VCU Massey Cancer Center


Multi-factorial inheritance

Multi-factorial inheritance means that many factors are involved in causing a health problem. The factors are usually both genetic and environmental, where a combination of genes from both parents in addition to environmental factors produce the trait or condition. Multi-factorial traits do recur in families because they are partly caused by genes and shared environmental factors. The chance for a multi-factorial trait or condition to happen to you depends upon how closely you are related to the family member with the trait. For example, the risk is higher if your parent or sibling has the trait or disease than if your first cousin has the trait or disease. Family members share a certain percentage of genes in common, depending upon their relationship. For example:

Degrees of relationship

Percentage of genes in common


First-degree relative  50 percent  Parents, children, siblings 
Second-degree relative  25 percent  Aunts, uncles, nieces, nephews, grandparents 
Third-degree relative  12.5 percent  First cousins 

An example of a multi-factorial trait is height.

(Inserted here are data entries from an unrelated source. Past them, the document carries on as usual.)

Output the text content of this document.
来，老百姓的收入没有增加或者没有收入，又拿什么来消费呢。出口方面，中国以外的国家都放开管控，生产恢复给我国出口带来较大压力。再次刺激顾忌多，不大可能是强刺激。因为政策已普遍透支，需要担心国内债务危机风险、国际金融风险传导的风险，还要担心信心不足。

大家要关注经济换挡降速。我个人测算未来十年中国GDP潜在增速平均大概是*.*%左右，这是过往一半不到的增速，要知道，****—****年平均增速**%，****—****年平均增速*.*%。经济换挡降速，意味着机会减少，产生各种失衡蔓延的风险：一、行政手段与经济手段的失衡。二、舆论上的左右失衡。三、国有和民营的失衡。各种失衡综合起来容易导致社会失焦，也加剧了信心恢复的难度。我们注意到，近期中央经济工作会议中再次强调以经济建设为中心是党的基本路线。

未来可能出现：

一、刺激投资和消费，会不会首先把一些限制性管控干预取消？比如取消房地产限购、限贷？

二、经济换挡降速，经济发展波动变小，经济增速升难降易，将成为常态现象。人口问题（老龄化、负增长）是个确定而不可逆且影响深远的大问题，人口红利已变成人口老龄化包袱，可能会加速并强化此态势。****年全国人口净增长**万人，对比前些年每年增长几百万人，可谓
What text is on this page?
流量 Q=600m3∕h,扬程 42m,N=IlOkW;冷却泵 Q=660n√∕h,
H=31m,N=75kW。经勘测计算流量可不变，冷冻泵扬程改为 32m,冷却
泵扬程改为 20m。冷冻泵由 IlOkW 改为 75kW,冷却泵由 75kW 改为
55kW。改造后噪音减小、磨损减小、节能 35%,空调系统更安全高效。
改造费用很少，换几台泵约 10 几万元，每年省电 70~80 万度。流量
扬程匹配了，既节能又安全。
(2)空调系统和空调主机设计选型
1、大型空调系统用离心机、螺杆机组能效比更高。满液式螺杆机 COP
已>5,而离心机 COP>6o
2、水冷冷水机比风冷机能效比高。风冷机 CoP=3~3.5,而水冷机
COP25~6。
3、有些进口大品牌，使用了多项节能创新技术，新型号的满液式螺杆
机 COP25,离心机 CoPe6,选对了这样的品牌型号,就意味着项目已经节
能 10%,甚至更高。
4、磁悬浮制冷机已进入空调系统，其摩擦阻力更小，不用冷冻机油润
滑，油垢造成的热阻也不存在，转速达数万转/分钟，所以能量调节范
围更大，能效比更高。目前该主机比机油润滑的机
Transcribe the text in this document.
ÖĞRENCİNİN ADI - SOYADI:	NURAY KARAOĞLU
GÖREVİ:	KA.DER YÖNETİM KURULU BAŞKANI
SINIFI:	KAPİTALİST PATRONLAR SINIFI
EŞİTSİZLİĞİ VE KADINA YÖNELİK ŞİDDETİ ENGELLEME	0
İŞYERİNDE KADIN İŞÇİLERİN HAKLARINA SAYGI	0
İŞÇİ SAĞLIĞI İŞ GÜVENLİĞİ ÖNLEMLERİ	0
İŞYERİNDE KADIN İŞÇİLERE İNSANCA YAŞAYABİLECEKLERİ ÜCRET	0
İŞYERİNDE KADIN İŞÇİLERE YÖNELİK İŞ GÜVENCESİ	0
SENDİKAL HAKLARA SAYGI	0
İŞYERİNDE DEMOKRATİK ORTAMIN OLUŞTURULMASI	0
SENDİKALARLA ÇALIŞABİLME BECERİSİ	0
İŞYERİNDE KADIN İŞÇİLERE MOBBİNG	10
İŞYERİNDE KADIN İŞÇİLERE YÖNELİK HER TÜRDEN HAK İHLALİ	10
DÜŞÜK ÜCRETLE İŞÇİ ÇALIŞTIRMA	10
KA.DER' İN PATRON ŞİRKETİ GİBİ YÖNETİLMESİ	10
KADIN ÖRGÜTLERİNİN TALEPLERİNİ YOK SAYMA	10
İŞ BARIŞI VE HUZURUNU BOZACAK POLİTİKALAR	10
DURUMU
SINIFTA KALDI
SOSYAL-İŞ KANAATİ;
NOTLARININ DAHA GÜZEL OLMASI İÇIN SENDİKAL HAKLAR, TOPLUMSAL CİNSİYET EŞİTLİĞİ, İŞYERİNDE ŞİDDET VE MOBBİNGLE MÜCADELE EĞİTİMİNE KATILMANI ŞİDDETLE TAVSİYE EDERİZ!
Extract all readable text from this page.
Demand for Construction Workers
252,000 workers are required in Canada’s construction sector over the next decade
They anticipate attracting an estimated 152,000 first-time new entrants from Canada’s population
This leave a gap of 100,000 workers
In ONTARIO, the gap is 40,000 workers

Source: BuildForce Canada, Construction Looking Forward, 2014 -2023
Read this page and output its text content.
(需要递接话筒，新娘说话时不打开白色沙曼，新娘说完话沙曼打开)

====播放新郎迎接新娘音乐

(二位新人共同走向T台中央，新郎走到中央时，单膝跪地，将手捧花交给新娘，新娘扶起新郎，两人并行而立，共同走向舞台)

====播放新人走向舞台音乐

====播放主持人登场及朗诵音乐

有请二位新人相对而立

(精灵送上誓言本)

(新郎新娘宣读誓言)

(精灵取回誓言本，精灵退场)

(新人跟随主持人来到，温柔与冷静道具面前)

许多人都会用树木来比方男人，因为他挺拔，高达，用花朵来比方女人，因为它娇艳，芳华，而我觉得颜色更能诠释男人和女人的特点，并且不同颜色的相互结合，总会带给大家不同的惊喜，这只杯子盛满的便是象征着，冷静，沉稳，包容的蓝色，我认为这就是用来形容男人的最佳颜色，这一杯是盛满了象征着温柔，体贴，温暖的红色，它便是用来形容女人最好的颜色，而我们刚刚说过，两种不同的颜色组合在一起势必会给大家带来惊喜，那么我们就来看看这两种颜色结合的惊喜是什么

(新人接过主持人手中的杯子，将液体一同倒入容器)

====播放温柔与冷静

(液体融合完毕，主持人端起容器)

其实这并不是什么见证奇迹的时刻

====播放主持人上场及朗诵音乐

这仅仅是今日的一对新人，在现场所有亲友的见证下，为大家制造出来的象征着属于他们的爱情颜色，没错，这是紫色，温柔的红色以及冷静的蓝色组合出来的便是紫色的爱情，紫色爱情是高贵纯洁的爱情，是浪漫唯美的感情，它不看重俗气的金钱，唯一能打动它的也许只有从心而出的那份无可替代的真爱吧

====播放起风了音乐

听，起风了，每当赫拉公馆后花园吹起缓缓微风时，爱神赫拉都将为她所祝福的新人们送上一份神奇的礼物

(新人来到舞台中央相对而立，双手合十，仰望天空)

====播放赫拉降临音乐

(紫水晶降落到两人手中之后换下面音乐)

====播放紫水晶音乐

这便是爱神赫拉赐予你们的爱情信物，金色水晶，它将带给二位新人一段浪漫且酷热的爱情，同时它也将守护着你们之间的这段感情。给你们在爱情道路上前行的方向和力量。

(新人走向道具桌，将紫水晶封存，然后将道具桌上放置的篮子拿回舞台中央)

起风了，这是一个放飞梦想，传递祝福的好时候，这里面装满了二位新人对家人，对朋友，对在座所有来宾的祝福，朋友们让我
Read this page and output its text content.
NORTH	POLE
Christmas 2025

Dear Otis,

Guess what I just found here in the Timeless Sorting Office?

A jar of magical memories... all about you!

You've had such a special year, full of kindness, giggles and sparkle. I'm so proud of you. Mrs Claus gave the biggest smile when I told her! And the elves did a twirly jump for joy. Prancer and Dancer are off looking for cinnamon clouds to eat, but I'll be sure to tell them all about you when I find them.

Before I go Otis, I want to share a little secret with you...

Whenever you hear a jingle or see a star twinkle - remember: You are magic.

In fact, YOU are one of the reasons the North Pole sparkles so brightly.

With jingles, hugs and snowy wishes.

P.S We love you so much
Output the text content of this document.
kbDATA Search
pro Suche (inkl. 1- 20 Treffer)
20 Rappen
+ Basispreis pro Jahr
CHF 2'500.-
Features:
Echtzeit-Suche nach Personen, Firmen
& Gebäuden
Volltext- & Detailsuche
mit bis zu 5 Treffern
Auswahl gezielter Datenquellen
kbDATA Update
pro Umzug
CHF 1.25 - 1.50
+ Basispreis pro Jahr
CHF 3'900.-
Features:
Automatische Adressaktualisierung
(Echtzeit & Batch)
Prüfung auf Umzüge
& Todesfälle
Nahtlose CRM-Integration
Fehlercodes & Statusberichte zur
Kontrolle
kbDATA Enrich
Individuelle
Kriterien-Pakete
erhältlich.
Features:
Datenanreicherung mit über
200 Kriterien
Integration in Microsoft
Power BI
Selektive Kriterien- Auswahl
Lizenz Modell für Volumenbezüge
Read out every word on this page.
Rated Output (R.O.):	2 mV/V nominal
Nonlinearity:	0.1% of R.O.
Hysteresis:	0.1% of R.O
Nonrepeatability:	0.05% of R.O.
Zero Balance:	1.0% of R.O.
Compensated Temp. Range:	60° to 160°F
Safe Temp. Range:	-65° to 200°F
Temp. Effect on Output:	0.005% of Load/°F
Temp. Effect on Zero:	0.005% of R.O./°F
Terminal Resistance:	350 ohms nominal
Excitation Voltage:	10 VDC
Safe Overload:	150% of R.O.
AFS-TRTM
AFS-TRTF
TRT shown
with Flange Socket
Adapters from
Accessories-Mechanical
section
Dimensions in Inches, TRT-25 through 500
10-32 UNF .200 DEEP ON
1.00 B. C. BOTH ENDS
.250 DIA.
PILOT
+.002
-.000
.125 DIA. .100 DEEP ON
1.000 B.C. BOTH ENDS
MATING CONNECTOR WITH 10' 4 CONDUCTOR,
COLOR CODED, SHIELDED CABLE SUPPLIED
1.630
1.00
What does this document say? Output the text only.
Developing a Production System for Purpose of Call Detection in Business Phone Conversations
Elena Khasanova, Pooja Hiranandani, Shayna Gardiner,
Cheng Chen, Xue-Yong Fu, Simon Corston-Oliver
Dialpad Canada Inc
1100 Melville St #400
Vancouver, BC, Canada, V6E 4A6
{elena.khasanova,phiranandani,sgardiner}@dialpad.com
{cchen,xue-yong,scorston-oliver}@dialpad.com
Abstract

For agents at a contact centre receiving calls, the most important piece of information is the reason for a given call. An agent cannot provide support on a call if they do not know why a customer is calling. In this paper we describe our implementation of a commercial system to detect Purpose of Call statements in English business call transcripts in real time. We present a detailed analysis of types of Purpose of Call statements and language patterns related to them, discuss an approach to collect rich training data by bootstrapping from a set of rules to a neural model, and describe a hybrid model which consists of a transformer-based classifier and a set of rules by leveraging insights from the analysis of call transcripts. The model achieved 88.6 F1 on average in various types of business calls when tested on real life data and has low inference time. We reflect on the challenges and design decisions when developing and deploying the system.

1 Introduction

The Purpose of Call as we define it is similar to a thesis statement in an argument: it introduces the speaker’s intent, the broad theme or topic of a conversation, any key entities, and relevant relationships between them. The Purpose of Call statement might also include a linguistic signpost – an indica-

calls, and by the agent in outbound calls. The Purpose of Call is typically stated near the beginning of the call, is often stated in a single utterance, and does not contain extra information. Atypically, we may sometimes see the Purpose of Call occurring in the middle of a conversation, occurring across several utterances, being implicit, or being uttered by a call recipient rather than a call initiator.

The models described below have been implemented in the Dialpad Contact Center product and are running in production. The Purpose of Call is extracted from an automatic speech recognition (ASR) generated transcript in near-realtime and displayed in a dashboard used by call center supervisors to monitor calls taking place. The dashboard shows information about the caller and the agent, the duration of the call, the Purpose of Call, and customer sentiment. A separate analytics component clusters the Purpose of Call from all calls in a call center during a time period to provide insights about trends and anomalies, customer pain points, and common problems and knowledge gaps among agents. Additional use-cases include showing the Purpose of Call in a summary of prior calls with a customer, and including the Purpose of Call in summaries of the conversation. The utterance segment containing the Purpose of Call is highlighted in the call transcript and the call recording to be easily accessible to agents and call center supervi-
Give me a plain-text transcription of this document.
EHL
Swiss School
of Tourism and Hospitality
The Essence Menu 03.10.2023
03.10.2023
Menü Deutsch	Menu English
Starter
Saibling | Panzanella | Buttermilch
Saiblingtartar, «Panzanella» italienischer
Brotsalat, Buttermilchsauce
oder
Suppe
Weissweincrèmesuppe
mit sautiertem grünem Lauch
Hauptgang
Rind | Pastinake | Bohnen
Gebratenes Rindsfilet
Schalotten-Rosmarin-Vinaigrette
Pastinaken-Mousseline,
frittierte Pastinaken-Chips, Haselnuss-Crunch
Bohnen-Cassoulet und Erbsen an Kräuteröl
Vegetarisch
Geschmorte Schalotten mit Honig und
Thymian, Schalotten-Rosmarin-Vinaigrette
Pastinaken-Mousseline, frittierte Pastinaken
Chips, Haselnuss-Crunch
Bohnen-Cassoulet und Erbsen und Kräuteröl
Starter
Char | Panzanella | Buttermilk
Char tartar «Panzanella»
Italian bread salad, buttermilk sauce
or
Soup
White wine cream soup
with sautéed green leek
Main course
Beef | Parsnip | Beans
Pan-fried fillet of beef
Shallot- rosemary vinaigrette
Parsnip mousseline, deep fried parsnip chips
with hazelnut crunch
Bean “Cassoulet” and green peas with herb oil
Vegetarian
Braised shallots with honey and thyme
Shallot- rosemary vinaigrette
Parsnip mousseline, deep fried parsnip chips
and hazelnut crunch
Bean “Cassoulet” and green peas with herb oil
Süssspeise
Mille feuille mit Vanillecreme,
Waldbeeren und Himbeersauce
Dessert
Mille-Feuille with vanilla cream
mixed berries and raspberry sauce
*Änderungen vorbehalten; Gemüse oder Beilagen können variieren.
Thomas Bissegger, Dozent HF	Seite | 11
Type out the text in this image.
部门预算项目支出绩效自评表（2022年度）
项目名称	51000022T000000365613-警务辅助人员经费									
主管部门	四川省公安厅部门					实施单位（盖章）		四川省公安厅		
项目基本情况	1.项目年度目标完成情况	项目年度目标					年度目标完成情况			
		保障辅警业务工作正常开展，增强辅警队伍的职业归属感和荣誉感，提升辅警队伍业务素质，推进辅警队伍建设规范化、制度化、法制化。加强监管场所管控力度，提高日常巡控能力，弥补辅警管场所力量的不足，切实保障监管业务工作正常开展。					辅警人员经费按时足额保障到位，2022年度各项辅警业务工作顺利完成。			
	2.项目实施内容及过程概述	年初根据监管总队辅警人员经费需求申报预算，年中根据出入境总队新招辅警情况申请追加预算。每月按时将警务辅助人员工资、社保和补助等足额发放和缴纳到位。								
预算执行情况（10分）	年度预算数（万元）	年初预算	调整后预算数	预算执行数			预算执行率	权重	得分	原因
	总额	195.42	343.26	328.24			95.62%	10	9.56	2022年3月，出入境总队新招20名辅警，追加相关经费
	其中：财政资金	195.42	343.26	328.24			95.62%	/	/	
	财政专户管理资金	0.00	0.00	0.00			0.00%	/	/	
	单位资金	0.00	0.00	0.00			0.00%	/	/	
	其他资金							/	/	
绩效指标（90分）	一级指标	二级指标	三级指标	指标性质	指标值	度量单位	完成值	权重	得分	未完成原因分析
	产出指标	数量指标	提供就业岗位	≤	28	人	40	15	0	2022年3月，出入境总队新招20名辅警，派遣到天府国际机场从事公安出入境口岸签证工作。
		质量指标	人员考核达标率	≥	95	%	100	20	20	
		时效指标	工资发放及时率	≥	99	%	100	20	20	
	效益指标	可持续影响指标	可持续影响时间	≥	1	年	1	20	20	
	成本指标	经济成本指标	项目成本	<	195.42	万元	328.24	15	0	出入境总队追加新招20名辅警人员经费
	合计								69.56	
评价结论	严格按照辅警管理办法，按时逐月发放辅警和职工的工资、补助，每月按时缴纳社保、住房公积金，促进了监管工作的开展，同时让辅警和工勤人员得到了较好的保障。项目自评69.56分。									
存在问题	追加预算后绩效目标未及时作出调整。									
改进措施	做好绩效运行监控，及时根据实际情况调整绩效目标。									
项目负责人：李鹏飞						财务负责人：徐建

Some people may be exceptionally short or exceptionally tall, often due to an alteration (mutation) in a single gene that has a major effect on height. However, most of the time, a child’s height is similar to or somewhere in between the parents’ height. Some cancers cluster in families as the result of a combination of genetic and shared environmental factors (multi-factorial influences). In such cases, generally speaking, the closer in relation a family member with cancer is to you (i.e., the more genes you share in common), the higher your chance also to develop cancer. In other words, it is more significant for your personal health if one of your parents or siblings develops cancer (or other disease), than if your second cousin develops the disease.